Indebolire la contrattazione collettiva nuoce alla ripresa

Alcuni governi hanno riformato in maniera unilaterale gli accordi sulla contrattazione collettiva nei momenti più difficili della crisi. Secondo l’ILO, per favorire la ripresa bisognerebbe rivedere queste decisioni e offrire sostegno politico alla contrattazione collettiva.

Analisi | 12 settembre 2012
GINEVRA (ILO News) — Indebolire o decentralizzare completamente gli accordi di contrattazione collettiva — come hanno fatto alcuni paesi durante la crisi — potrebbe portare ad un aumento delle disuguaglianze salariali e all’instabilità sociale, ha avvertito l’Organizzazione Internazionale del Lavoro (ILO).

Decentralizzare completamente i processi e lasciare la negoziazione alle imprese in assenza di accordi a livello nazionale e settoriale, aumenta la pressione sui salari e sulle condizioni di lavoro. È quanto afferma Susan Hayter, esperta dell’ILO in relazioni industriali e occupazione.


Il rapido aumento delle disuguaglianze salariali negli Stati Uniti e nel Regno Unito degli ultimi anni può essere imputato alla riduzione del numero degli iscritti ai sindacati e alla conseguente riduzione
della copertura degli accordi di contrattazione collettiva.

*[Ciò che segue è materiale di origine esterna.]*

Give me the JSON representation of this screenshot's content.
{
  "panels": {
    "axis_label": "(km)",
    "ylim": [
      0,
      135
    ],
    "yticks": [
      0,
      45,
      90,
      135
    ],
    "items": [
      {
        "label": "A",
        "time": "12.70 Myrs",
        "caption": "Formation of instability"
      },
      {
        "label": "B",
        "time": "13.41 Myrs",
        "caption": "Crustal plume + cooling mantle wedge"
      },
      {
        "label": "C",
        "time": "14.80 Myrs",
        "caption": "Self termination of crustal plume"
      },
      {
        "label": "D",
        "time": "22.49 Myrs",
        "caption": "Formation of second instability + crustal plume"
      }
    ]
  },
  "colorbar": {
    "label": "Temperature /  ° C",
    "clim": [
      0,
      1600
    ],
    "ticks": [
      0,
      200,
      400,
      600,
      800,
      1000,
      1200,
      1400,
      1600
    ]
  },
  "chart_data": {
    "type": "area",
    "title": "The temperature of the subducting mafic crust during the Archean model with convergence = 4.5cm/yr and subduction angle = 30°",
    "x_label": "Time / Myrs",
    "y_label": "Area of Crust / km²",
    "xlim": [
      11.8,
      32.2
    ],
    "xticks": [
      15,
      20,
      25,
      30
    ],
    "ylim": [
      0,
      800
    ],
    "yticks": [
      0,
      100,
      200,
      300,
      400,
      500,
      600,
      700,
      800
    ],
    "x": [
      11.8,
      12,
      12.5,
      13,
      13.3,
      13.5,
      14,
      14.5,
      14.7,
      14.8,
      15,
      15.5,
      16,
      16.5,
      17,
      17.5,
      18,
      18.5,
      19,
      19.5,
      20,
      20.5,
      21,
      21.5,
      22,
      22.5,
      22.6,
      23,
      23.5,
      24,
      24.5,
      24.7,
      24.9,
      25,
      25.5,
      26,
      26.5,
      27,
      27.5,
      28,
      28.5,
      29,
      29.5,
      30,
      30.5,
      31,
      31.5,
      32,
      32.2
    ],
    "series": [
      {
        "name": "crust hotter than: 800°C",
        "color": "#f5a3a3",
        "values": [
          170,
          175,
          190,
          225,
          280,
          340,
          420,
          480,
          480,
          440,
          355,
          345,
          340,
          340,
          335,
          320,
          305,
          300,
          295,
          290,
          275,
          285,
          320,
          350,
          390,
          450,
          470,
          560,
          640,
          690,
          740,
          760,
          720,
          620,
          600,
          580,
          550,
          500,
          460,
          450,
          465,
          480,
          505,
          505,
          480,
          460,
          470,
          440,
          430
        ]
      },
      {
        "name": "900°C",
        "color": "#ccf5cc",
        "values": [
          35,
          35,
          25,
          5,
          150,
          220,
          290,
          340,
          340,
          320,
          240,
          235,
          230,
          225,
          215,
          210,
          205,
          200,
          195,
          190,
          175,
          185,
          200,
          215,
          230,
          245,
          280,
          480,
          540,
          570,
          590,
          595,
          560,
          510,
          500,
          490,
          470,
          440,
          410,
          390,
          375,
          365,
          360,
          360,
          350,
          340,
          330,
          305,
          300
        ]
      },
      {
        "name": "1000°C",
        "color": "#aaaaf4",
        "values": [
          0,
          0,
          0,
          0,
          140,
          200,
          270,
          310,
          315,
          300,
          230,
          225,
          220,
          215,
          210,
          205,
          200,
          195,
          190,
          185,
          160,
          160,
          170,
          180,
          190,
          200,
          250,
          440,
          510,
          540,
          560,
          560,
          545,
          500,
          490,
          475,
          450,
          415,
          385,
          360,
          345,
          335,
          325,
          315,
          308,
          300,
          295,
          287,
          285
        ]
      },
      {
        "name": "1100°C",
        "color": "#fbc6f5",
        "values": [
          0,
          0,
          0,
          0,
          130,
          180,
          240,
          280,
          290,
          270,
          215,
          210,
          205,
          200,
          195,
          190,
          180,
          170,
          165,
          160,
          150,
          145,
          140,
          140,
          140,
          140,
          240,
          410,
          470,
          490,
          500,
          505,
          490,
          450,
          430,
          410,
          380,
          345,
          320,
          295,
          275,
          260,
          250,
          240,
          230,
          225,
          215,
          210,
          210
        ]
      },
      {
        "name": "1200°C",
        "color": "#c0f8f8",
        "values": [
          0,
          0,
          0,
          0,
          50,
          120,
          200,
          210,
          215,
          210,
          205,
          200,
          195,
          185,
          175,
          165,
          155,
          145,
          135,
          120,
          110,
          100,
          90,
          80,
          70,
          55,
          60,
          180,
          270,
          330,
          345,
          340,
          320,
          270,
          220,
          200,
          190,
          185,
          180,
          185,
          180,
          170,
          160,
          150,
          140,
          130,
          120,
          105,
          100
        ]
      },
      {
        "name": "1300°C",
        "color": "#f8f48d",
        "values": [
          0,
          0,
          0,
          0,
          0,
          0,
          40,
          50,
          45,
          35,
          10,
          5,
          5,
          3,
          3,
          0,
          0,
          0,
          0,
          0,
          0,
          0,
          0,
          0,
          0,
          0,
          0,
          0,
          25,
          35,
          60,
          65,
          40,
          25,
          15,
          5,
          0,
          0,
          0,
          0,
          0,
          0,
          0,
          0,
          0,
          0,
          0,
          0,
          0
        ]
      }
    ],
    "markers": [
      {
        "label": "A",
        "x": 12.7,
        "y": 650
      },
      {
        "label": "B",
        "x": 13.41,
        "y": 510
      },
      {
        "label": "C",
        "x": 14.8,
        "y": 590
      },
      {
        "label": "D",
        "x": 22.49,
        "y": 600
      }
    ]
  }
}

Ma, laddove esiste un sostegno politico forte al meccanismo di contrattazione collettiva, come nel caso della Danimarca, Finlandia, Francia, Olanda e Svezia, il divario tra salari elevati e salari bassi è decisamente più ridotta. Secondo la Hayter, la posizione dell’ILO è chiara: sta alle parti stesse decidere a che livello desiderano negoziare.


Durante la crisi, molti datori di lavoro, governi e sindacati hanno riconosciuto che la contrattazione collettiva è stato uno strumento efficace per adattarsi alla congiuntura economica e evitare la chiusura delle imprese.

Gli accordi nazionali e settoriali hanno offerto un quadro dentro il quale le imprese hanno potuto adattare la loro risposta, riducendo i costi e, al tempo stesso, evitando i licenziamenti e proteggendo i salari.

Esempi di questo tipo ci sono forniti da paesi come l’Austria, la Germania e il Belgio, e anche il Sud Africa, Brasile e Argentina.


I fatti dimostrano che gli accordi di contrattazione collettiva riducono realmente le disuguaglianze salariali e contribuiscono all’aumento della produttività e della competitività delle imprese.

« Quando i cambiamenti nell’organizzazione del lavoro vengono negoziati con i lavoratori o loro rappresentanti, il risultato è spesso un aumento del rendimento dell’impresa », ha affermato la Hayter.


Mentre la questione salariale e l’orario di lavoro restano tra le priorità della contrattazione collettiva, questo meccanismo viene sempre più utilizzato per affrontare problemi specifici legati alla crisi economica globale. Il salario viene collegato alla produttività e gli accordi sugli orari di lavoro flessibili vengono negoziati per conciliare la vita lavorativa a quella familiare.

Per rispondere ai cambiamenti tecnologici e alla crescente insicurezza del lavoro, la formazione e l’apprendistato sono diventate ormai questioni all’ordine del giorno della contrattazione collettiva. Questo ha funzionato particolarmente bene in Europa: nei paesi in cui le parti sociali sono forti e in cui esiste un forte sostegno istituzionale alla contrattazione collettiva si è riusciti, più che in altri paesi, a stabilire un quadro per la formazione professionale continua della quale beneficiano sia le imprese che i lavoratori, soprattutto in periodi di incertezze economiche prolungate.